Diego Petersen Farah
22/12/2017 - 12:00 am
Adiós a los príncipes de Prigione
Para muchos la era Prigione es la más oscura de la iglesia mexicana; para otros fue el momento del orden tras los excesos de los sesentas y setentas. Lo cierto es que con la salida de Rivera se cierra la época de una iglesia empoderada y principesca, como le llamó el propio Papa Francisco.
Con la salida de Norberto Ribera de la diócesis de la ciudad de México (el Papa Francisco le aceptó la renuncia por edad y nombró en su lugar a Aguiar Retes) termina una generación que dominó y manejó a la iglesia católica mexicana con una visión conservadora y sobre todo de poder. Son los “hijos” de Girolamo Prigione, el nuncio apostólico que llegó a México en los años ochenta con la misión de restablecer las relaciones de la iglesia católica con el Estado Mexicano y encontró que la iglesia y el Estado tenían una visión y misión común: desbaratar todo aquello que oliera a teología de la liberación y todo trabajo pastoral que acercara a los fieles a la participación política u organización social.
El trabajo de desmonte de la iglesia subversiva comenzó en Cuernavaca. El obispo Méndez Arceo (conocido por sus enemigos como el obispón rojo) había hecho de la diócesis de Cuernavaca un santuario de la diversidad y un foco de crítica social. El encargado de desmontar el trabajo de Méndez Arceo fue Juan Jesús Posadas Ocampo y lo hizo con tal “eficiencia” que unos años después fue nombrado arzobispo de Guadalajara y ordenado Cardenal.
A Norberto Rivera Carrera lo mandó como obispo a Tehuacán, Puebla, donde estaba el seminario más cercano a la teología de la liberación, con la orden de desmontar aquel foco de sublevación. Rivera simple y llanamente cerró el seminario, algo poco común en la historia de la iglesia. Su premio fue la arquidiócesis primada de México y meses después fue también ordenado cardenal.

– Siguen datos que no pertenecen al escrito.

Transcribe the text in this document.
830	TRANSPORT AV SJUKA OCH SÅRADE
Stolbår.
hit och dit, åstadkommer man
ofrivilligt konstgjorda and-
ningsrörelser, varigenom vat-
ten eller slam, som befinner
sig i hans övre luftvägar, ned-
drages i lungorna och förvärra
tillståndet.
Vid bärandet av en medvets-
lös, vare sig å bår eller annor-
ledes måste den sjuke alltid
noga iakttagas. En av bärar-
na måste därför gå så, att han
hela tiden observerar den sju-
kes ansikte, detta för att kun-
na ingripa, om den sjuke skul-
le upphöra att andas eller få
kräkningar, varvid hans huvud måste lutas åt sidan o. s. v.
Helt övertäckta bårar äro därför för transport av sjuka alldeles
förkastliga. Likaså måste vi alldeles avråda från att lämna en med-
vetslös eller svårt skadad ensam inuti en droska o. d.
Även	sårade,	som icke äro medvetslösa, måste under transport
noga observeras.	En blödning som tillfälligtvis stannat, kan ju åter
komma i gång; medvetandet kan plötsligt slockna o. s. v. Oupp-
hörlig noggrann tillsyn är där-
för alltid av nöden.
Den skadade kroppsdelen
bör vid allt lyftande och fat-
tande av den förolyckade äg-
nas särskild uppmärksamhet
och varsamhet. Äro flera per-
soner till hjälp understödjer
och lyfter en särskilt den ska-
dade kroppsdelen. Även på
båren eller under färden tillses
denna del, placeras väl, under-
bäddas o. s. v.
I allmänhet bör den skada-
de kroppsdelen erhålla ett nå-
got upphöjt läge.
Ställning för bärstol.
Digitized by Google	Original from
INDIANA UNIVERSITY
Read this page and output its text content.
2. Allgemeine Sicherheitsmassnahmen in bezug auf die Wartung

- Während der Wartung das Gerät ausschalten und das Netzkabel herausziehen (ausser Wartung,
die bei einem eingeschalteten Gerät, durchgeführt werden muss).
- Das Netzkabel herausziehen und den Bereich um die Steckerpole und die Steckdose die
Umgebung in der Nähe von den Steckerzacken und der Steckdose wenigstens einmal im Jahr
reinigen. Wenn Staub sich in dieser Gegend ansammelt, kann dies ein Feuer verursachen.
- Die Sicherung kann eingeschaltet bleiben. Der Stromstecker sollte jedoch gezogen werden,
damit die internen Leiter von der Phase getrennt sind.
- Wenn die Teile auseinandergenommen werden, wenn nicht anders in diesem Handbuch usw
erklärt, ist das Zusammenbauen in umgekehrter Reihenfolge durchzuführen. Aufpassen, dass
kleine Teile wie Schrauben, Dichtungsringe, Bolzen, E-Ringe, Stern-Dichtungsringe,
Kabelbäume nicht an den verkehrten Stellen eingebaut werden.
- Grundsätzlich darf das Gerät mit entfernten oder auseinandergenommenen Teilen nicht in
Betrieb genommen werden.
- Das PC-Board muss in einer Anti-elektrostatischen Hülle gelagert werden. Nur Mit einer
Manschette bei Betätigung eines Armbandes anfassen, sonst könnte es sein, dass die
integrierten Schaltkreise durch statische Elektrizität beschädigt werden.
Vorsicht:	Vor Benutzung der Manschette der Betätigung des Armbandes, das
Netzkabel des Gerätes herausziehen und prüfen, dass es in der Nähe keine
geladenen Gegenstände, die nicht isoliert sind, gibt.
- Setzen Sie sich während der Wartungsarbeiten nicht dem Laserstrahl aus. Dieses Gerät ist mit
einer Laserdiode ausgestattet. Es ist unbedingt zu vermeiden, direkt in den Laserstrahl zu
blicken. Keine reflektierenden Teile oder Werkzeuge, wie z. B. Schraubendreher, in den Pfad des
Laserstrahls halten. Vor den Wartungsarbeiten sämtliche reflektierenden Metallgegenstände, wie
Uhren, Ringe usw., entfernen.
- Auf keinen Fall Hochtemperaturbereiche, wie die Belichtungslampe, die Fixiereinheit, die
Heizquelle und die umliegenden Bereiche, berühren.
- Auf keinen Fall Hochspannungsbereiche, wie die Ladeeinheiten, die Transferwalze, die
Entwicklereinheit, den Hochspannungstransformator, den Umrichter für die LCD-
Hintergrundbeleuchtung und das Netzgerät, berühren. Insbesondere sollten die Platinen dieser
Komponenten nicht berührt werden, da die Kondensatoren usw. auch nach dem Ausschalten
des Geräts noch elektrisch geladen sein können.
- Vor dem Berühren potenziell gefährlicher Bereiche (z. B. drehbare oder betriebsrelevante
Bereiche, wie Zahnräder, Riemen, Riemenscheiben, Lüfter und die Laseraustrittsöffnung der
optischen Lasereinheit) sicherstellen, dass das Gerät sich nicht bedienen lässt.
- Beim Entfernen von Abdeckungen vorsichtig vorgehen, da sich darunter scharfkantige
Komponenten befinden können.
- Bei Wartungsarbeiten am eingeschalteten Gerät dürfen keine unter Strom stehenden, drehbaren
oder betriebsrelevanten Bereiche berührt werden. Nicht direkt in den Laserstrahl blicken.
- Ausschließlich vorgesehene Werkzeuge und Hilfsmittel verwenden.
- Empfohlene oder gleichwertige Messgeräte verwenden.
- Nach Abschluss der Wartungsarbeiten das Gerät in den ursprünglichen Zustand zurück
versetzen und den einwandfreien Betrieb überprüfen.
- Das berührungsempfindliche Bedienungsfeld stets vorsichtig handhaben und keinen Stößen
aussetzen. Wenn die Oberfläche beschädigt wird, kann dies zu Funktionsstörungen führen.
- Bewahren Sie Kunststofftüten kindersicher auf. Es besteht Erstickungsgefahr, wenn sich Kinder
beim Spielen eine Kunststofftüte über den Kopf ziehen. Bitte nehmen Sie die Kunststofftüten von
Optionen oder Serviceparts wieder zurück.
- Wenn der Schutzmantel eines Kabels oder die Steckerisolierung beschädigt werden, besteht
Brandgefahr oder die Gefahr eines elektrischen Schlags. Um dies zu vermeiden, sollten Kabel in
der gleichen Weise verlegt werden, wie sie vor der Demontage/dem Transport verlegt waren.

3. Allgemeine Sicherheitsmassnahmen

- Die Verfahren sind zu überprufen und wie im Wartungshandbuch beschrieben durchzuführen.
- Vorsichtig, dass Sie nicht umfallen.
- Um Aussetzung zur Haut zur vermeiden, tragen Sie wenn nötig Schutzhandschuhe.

En 1985, tras un gran fraude electoral en Chihuahua que movilizó a toda la sociedad en ese estado, el obispo de Ciudad Juárez, Manuel Talamás Camandari ordenó el cierre del culto como una forma de protesta, algo que no sucedía en México desde la guerra cristera. Prigione envió como obispo coadjutor a Juan Sandoval Íñiguez para “poner orden” en la plaza. Tras el asesinato de Posadas, Sandoval fue nombrado arzobispo de Guadalajara y meses después ordenado Cardenal.
Con la diócesis que nunca pudo Prigione fue con la de San Cristóbal en Chiapas. Samuel Ruiz fue acusado de alentar al revuelta zapatista y removido de su diócesis unos meses después. Prigione mando a Raúl Vera, pero lejos de que este cambiara a la diócesis, la diócesis lo cambió a él y sigue siendo, hoy por hoy, la voz más crítica y abierta dentro del episcopado mexicano.
Para muchos la era Prigione es la más oscura de la iglesia mexicana; para otros fue el momento del orden tras los excesos de los sesentas y setentas. Lo cierto es que con la salida de Rivera se cierra la época de una iglesia empoderada y principesca, como le llamó el propio Papa Francisco.